Bérénice est, me semble-t-il, une pièce sur le conflit entre l'individu et l'institution. Les institutions de Rome et, en général les institutions royales nécessitent que les liens maritaux se fassent entre égaux, lient des familles de sang royal, et bien souvent soient aussi en conformité avec les alliances politiques nécessaires ou souhaitées. Mariages arrangés, on dirait de nos jours.

Entre le pouvoir et l'amour, Titus choisit le pouvoir. Il pourrait peut-être ruser, garder une épouse morganatique, comme le fit un certain roi de l'époque de Racine. Peut-être la chose n'était-elle pas inventée. L'empereur de Rome aurait peut-être pu s'autoriser et être le premier ? Titus se plie aux lois du pays et choisit, selon son cœur. On connaît un roi d'Angleterre (Édouard VIII) qui renonça au trône par amour d'une femme. Choix rare.

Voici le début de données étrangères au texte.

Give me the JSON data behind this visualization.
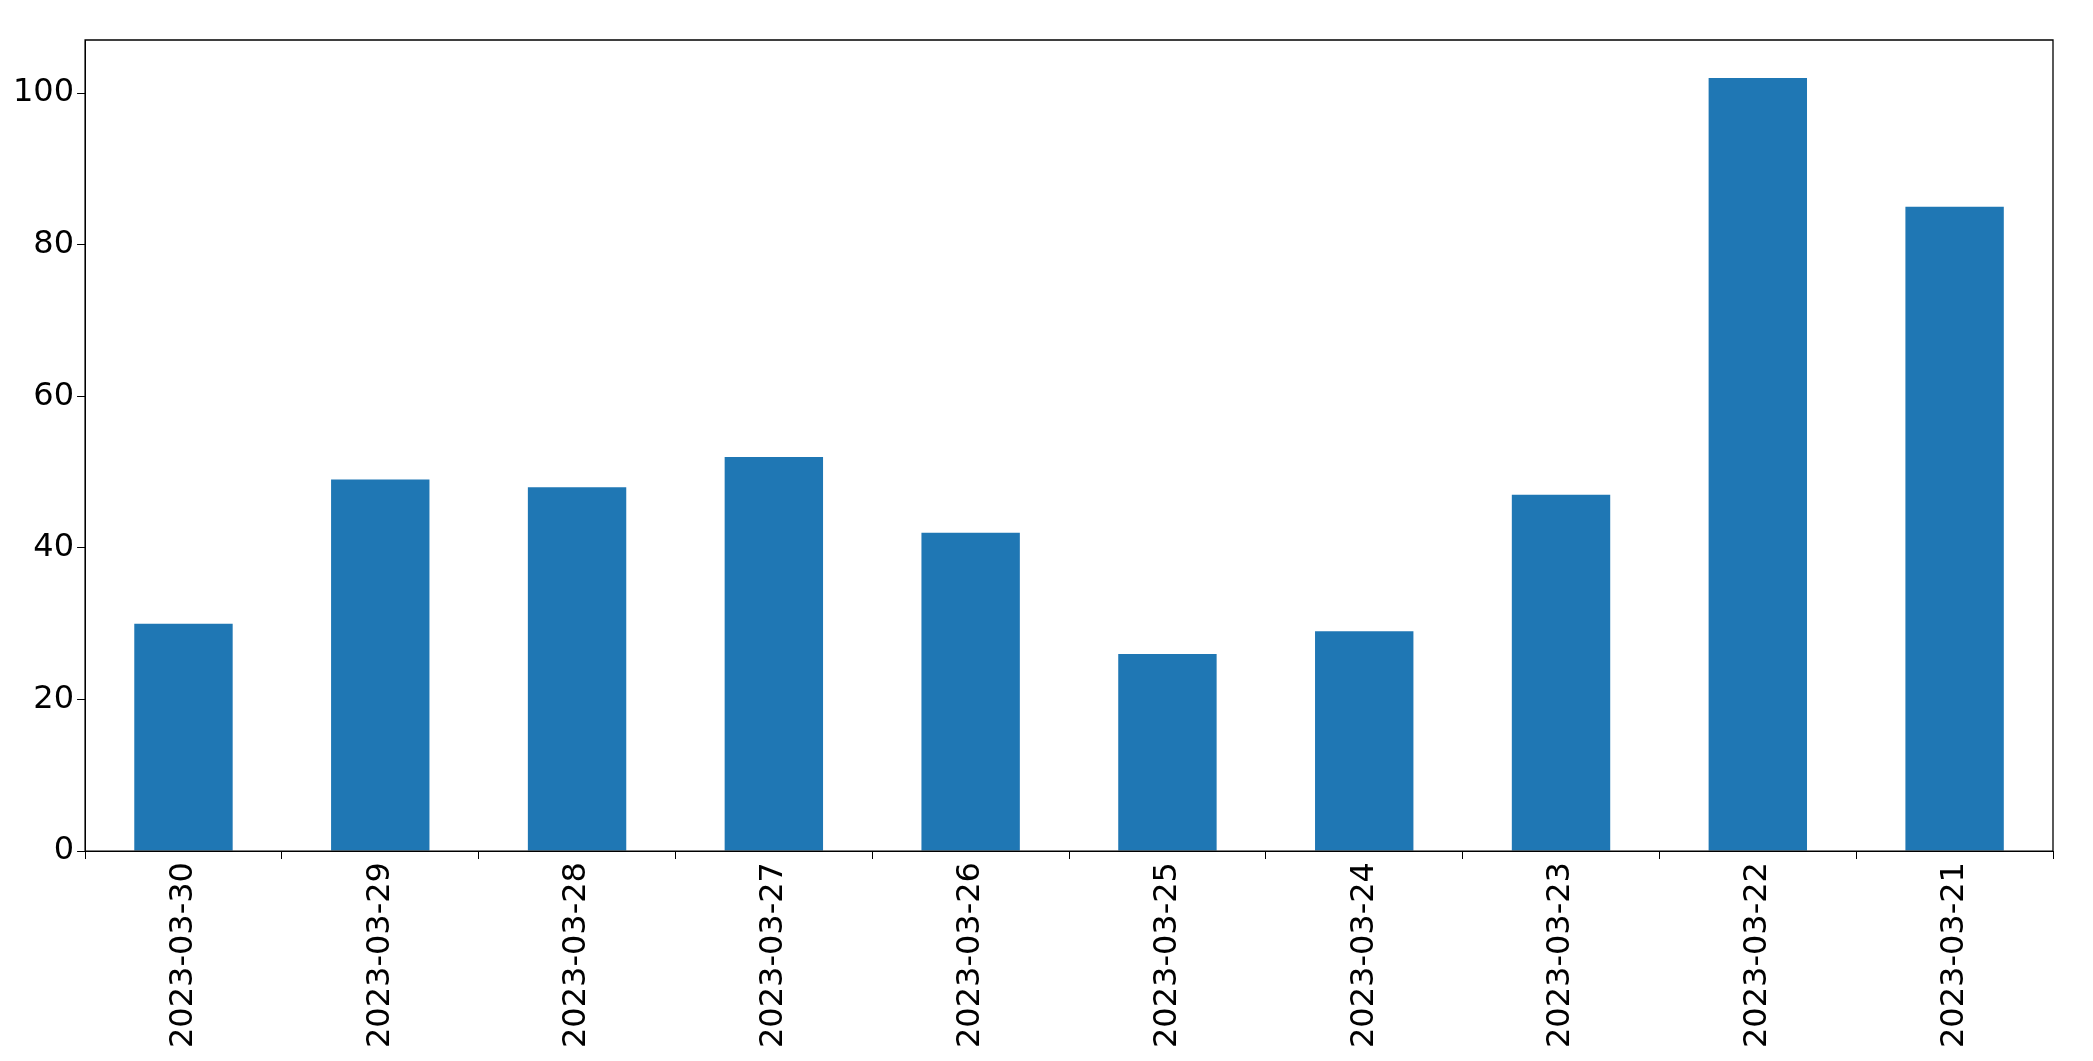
{
  "chart_data": {
    "type": "bar",
    "categories": [
      "2023-03-30",
      "2023-03-29",
      "2023-03-28",
      "2023-03-27",
      "2023-03-26",
      "2023-03-25",
      "2023-03-24",
      "2023-03-23",
      "2023-03-22",
      "2023-03-21"
    ],
    "values": [
      30,
      49,
      48,
      52,
      42,
      26,
      29,
      47,
      102,
      85
    ],
    "color": "#1f77b4",
    "ylim": [
      0,
      107
    ],
    "yticks": [
      0,
      20,
      40,
      60,
      80,
      100
    ],
    "grid": false,
    "legend": false
  }
}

Les institutions nous donnent un rôle et sans elles nous ne saurions faire société, tandis que notre personne, notre cœur nous invite parfois à de tout autres sentiments ou désirs. Le conflit montré dans Bérénice est un conflit « propre », personne ne cherche à faire mal à un autre. Le chemin de la vie de Titus ne peut pas couler dans les canaux des institutions romaines,ou le contraire, il ne peut qu'y couler. Il est contraint de quitter ou la femme qu'il aime ou la place sociale à lui destinée. On peut critiquer son choix. C'est un choix net et définitif qui contraint les autres et surtout la pauvre Bérénice qui n'a rien fait pour mériter cet abandon. La lâcheté de Titus, la seule me semble-t-il, est dans son incapacité à lui dire cette décision.

Tout cela coule dans des vers qui, il faut le redire, sont admirablement dits, dans un décor plastiquement très réussi.